Prometheus is open-source, self-hosted, and free. It requires operational expertise to run at scale (Thanos or Cortex for long-term storage). Datadog is a managed service with a per-host pricing model. It is easier to set up and has more features (APM, log management, synthetics). For small teams or startups, Datadog’s simplicity is worth the cost. For large teams with Kubernetes expertise, Prometheus + Grafana is more cost-effective at scale.

Q: How much should you sample traces?

It depends on your traffic volume and budget. For low-traffic services (under 100 req/s), trace 100% of requests. For medium traffic (100-10,000 req/s), trace 10-100%. For high traffic (over 10,000 req/s), trace 1% or use tail-based sampling (keep all slow and error traces, sample fast successful ones). The goal is to have enough traces to debug issues without overwhelming your trace storage.

Interview questions

Q1: Your API’s P99 latency is 3 seconds. You have logs, metrics, and traces. Walk through your investigation.

Strong answer: Start with metrics. Check the RED metrics: is the error rate elevated? Is the request rate normal? Look at latency by endpoint - is it all endpoints or specific ones? Check resource metrics: CPU, memory, database connections, cache hit rate. If you find a specific endpoint or resource that is the bottleneck, look at traces for that endpoint. Find a slow trace (P99 latency). The trace shows the breakdown: which service or operation is taking the most time. If the database query is slow, check the slow query log. If a downstream service is slow, check its metrics and traces. Use the trace ID to find the corresponding logs for more context. The combination of metrics (where to look), traces (what is slow), and logs (why it is slow) gives you the full picture.

Q2: How do you implement distributed tracing in a microservices architecture?

Strong answer: Use OpenTelemetry for vendor-neutral instrumentation. Add the OpenTelemetry SDK to each service. Configure automatic instrumentation for HTTP clients and servers (most frameworks have auto-instrumentation). For custom spans, use the SDK to create spans around important operations (database queries, external API calls). Configure context propagation: the SDK automatically propagates trace context via HTTP headers (W3C Trace Context format). Deploy an OpenTelemetry Collector to receive spans from all services and export to your tracing backend (Jaeger, Tempo, Datadog). Include the trace ID in all log messages for correlation. Set up sampling: 100% for development, 1-10% for production (or tail-based sampling to keep slow traces).

Q3: What is the difference between a counter and a gauge in Prometheus, and when do you use each?

Strong answer: A counter is a monotonically increasing value that only goes up (or resets to zero on restart).
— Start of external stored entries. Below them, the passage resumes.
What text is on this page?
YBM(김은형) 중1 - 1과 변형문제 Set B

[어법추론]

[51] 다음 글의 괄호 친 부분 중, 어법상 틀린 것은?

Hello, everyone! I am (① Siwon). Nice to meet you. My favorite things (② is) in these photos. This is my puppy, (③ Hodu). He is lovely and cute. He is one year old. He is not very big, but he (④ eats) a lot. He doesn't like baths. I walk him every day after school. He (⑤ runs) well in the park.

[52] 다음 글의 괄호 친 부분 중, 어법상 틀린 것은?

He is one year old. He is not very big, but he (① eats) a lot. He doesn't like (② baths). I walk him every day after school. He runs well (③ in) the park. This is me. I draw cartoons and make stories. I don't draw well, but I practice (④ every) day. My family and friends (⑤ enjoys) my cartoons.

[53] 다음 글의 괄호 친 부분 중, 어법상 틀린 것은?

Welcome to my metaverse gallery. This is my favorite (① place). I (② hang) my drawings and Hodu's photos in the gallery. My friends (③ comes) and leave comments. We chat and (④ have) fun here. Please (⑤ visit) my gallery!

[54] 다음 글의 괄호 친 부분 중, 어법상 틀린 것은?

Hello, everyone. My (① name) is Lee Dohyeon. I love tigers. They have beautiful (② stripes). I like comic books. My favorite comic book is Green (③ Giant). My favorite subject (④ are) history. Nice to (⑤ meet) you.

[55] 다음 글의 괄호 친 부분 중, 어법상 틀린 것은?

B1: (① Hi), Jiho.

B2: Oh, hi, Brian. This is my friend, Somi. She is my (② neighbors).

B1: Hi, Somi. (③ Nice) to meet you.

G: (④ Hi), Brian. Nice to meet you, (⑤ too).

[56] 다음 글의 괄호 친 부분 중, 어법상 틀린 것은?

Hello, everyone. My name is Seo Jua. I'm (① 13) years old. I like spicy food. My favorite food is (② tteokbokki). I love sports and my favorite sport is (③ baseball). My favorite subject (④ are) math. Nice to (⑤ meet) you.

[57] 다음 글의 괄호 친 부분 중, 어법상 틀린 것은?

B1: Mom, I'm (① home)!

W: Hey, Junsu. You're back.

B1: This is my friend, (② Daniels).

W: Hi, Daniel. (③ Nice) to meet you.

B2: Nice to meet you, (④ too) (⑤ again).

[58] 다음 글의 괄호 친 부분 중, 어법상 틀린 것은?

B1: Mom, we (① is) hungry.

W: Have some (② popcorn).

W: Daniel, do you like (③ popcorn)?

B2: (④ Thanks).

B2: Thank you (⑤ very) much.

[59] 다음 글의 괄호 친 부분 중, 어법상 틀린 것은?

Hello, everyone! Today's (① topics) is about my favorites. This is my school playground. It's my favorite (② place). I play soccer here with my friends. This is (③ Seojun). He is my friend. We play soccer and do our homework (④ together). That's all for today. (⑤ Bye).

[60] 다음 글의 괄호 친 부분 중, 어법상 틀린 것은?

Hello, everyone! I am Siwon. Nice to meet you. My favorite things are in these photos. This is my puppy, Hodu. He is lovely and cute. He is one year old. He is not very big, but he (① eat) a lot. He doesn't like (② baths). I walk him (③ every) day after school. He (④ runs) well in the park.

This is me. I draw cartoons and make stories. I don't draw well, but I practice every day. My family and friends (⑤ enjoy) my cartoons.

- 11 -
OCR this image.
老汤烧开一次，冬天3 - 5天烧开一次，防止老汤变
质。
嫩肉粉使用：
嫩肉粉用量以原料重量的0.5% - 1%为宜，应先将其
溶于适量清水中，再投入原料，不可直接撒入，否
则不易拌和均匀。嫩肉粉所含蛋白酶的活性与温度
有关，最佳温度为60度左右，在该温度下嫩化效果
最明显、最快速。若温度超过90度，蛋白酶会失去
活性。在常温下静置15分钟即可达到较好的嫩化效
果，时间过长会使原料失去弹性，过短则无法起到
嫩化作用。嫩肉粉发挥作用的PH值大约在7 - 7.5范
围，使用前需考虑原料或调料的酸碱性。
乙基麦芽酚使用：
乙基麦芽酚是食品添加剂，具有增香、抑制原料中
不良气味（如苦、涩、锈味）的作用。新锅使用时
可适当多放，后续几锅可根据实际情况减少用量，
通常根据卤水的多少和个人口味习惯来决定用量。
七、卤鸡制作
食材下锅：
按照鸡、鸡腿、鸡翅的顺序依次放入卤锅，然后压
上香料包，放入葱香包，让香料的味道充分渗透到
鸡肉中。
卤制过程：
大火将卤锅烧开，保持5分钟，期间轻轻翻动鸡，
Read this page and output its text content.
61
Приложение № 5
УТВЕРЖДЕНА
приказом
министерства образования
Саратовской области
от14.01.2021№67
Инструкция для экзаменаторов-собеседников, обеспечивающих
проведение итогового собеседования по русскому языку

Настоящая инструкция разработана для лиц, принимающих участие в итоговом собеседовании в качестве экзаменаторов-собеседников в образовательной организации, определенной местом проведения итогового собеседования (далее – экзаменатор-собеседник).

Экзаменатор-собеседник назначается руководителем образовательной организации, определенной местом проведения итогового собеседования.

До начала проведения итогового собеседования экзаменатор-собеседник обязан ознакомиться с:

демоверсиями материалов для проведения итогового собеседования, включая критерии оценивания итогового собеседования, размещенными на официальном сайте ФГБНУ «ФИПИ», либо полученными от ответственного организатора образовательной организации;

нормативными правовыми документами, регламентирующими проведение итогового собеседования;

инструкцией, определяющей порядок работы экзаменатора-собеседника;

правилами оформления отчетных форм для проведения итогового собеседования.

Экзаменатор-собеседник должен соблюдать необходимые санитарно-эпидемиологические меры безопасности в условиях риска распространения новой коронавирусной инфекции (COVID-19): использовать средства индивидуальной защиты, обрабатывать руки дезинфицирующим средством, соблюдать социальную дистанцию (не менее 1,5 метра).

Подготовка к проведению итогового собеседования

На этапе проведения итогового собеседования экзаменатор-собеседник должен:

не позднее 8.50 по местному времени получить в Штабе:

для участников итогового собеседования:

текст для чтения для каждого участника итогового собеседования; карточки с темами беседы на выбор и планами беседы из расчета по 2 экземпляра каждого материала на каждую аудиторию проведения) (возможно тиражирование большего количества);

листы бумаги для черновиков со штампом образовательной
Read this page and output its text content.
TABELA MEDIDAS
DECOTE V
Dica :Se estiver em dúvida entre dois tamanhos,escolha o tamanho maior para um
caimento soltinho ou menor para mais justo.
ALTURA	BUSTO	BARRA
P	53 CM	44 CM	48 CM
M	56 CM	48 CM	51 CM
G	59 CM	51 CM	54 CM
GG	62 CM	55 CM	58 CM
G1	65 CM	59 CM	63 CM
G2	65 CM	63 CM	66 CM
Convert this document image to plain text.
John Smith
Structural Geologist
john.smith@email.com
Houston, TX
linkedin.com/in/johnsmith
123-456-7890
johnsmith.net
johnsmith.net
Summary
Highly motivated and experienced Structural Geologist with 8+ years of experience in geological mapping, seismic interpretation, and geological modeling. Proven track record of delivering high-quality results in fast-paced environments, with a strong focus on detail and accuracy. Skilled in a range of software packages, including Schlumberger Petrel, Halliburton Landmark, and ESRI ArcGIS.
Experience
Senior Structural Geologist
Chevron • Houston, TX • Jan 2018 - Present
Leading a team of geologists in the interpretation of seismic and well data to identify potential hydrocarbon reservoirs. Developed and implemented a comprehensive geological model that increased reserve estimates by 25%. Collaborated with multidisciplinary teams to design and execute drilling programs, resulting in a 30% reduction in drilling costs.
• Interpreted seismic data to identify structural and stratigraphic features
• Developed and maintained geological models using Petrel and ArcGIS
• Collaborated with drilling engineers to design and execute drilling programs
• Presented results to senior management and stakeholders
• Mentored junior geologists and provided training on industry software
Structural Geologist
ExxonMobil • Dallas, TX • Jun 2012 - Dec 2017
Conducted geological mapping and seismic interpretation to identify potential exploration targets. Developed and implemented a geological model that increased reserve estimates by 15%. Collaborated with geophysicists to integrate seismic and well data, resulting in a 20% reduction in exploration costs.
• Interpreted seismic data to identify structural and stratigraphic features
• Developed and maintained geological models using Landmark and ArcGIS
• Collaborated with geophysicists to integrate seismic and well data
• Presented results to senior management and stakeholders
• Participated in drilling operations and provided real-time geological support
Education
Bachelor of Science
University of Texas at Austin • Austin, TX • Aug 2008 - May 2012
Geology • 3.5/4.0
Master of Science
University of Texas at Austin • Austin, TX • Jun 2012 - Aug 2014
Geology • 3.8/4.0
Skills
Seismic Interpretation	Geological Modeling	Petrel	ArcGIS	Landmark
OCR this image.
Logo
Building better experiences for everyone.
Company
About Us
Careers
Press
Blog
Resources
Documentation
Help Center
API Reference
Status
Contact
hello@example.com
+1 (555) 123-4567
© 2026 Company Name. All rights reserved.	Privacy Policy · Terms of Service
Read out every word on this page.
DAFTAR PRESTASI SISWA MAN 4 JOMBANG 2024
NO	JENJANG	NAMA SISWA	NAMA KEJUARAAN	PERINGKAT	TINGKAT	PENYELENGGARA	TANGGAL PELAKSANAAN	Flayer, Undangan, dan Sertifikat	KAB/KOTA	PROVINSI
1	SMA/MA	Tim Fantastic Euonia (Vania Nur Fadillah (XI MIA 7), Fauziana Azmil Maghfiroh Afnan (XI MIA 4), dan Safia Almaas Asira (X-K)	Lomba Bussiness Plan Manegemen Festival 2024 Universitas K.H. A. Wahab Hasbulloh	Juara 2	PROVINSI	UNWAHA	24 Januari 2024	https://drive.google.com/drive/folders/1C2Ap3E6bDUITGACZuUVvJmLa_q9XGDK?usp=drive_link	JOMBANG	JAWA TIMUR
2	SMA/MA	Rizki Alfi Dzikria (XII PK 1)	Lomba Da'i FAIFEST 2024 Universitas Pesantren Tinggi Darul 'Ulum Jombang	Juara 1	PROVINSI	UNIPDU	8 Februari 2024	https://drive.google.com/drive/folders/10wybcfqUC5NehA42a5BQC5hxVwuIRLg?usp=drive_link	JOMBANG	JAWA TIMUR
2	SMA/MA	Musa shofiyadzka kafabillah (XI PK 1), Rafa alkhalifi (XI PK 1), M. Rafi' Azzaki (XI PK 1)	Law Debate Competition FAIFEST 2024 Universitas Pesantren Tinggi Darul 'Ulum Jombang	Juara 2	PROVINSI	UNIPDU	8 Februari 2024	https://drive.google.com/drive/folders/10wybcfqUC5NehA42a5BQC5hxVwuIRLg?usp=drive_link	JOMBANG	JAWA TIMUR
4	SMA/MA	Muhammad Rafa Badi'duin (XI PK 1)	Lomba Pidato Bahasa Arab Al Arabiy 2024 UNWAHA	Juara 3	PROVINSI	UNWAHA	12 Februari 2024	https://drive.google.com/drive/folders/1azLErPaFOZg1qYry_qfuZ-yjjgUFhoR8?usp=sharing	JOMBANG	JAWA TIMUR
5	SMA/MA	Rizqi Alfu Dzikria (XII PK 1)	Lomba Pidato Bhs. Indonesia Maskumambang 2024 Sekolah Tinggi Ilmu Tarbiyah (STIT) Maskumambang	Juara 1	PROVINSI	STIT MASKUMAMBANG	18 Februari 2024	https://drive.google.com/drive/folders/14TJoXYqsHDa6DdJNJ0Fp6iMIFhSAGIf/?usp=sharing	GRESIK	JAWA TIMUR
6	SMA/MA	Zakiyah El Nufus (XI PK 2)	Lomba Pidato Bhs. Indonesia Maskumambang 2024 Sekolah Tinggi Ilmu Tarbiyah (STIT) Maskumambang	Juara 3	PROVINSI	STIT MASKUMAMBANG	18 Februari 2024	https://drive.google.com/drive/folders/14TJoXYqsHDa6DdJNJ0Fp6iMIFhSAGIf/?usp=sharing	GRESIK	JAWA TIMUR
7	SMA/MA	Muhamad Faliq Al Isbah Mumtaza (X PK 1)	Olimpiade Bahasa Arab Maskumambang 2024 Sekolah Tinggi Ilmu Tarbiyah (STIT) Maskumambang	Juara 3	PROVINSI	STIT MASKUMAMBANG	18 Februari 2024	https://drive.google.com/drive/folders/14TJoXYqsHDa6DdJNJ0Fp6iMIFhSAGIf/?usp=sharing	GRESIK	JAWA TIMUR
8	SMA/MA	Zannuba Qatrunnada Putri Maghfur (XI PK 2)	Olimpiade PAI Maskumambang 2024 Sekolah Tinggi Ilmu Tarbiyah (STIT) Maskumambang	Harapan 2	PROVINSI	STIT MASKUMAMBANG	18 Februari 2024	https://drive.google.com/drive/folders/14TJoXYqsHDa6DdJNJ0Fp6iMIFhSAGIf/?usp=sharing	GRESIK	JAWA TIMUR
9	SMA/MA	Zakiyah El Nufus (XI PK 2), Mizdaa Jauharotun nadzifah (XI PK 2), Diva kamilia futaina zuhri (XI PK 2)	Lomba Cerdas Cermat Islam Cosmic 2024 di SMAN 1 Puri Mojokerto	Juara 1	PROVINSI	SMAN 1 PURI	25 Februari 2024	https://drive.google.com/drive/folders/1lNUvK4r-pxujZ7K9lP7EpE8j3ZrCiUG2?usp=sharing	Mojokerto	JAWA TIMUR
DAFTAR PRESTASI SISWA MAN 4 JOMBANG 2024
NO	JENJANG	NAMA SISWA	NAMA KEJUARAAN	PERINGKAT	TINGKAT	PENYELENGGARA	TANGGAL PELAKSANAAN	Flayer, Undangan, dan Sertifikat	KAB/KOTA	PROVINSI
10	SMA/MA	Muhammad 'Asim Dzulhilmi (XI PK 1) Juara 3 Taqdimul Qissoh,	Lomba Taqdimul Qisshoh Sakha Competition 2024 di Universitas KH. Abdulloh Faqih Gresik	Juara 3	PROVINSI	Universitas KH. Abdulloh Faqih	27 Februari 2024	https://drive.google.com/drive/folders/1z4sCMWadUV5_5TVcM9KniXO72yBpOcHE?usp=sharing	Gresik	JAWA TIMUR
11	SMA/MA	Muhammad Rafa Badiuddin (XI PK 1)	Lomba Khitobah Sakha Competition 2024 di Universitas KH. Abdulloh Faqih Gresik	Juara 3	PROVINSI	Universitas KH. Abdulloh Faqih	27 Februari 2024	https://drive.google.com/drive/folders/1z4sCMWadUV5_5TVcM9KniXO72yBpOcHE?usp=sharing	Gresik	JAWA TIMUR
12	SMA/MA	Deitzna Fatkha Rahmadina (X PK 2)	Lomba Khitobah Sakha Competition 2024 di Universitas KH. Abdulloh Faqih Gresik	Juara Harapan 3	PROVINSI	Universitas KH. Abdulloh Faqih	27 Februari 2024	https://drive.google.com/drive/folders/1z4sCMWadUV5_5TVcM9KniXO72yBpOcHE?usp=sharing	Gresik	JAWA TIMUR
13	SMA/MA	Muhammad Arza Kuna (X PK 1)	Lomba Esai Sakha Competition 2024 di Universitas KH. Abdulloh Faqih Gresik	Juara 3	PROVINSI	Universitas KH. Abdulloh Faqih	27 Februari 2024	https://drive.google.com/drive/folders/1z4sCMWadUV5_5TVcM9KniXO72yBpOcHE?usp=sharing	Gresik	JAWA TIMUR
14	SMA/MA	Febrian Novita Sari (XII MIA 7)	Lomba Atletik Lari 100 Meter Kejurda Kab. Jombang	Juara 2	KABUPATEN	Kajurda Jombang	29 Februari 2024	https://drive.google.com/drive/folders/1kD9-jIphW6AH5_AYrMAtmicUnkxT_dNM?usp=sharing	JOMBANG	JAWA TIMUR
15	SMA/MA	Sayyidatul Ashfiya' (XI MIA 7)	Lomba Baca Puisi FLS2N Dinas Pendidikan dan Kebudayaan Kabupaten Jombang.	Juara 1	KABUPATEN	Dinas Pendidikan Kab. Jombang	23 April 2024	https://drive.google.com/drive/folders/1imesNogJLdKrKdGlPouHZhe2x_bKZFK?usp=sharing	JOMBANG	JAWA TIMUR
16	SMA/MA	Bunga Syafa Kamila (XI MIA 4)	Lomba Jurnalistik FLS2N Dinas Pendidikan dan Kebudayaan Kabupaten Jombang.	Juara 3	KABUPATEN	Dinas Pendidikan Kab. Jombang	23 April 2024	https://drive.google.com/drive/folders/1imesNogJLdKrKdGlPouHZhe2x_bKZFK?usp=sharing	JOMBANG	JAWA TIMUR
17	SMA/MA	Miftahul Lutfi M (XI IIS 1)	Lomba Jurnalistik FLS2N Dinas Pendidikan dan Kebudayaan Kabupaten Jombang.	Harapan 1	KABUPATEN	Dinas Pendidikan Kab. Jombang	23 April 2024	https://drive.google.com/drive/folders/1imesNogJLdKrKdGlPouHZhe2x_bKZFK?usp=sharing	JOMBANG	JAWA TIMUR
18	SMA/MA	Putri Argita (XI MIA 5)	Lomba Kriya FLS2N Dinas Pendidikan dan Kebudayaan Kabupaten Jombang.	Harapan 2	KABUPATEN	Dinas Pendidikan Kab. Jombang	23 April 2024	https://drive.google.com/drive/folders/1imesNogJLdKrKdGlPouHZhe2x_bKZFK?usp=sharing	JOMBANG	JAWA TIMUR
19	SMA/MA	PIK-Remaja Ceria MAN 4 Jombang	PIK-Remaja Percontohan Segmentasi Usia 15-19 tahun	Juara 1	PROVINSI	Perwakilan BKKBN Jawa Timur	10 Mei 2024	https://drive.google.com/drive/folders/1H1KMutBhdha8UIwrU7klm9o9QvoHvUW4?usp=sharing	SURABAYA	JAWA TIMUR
Use counters for things that accumulate: total requests, total errors, total bytes sent. To get the rate, use rate(counter[5m]) in PromQL. A gauge is a value that can go up or down. Use gauges for current state: active connections, queue depth, memory usage, temperature. You can take the current value directly without rate(). The key distinction: if the value can decrease, use a gauge. If it only increases, use a counter. Common mistake: using a gauge for request count (it would go down when requests complete). Use a counter for total requests and derive the rate.